Major export promotion councils have stated in a letter to the PM that the provision should not apply to exports. The supplies of goods from micro and small units to exporting units, either for manufacturing export products or for further exports, should be exempted from this provision.
The export promotion councils have pointed out that the average lead time for an export consignment is about 90 days, compared to a shorter time for domestic consignments. Foreign buyers generally make payments within 30 days after receiving the goods.
Ajay Srivastava, founder of the Global Trade Research Initiative (GTRI), said in a LinkedIn post that the Reserve Bank of India (RBI) allows nine months for realising money from foreign buyers. In contrast, China provides long credit lines to its buyers. The current provision will immediately impact India's exports from small firms and weaken the Indian export narrative and targets.
He stated that there is a need for wider consultation on the provision. The government should exempt exporters and reconsider application on small firms. Section 43B(h) excludes 'medium enterprises'—those with investments in plant and machinery or equipment not exceeding ₹50 crore and a turnover not exceeding ₹250 crore. It defines micro and small enterprises based on investment and turnover limits.
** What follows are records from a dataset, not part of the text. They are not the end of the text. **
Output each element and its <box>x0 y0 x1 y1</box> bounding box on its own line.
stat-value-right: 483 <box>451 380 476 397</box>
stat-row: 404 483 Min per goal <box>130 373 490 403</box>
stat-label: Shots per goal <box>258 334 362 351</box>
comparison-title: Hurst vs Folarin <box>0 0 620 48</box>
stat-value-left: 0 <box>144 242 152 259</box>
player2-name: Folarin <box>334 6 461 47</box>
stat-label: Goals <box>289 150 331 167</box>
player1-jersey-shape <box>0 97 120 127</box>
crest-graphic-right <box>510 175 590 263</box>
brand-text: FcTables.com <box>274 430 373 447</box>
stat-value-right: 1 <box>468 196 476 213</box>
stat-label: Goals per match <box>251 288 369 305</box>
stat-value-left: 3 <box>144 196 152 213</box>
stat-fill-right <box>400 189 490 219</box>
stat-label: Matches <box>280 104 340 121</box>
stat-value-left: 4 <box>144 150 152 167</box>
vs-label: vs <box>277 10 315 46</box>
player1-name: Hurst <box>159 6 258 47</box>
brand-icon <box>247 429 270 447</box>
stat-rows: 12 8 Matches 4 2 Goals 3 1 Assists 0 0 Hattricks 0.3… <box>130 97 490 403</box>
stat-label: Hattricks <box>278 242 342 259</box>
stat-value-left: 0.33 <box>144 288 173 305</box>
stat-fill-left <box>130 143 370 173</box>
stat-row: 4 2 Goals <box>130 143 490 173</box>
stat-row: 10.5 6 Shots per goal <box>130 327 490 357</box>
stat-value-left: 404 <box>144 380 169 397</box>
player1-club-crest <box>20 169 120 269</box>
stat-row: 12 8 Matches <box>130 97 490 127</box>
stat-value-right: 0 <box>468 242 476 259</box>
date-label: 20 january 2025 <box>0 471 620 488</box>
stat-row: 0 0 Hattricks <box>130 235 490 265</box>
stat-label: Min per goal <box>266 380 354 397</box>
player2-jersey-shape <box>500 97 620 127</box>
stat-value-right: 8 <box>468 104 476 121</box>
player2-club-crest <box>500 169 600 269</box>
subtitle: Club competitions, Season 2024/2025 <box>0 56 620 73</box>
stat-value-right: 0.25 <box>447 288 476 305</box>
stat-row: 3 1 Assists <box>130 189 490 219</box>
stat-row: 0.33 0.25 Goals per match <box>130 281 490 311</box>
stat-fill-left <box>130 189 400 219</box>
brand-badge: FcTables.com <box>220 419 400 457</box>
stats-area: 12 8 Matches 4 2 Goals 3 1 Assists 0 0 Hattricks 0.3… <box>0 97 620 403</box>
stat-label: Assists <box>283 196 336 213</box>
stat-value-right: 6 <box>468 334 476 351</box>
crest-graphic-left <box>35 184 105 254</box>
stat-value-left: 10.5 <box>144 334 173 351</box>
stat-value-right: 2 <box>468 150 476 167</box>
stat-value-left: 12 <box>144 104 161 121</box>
Srivastava mentioned that there is nothing apparently wrong with it. Section 43B(h) is an effort on part of the government to support MSMEs' financial stability and operational success, alongside similar measures in GST law. Yet, the rule is expected to increase compliance efforts and financial strain for companies.
He added that the government should not enforce this law retrospectively, i.e., for invoices or dues after April 1, 2023. It should apply to invoices or dues after April 1, 2024.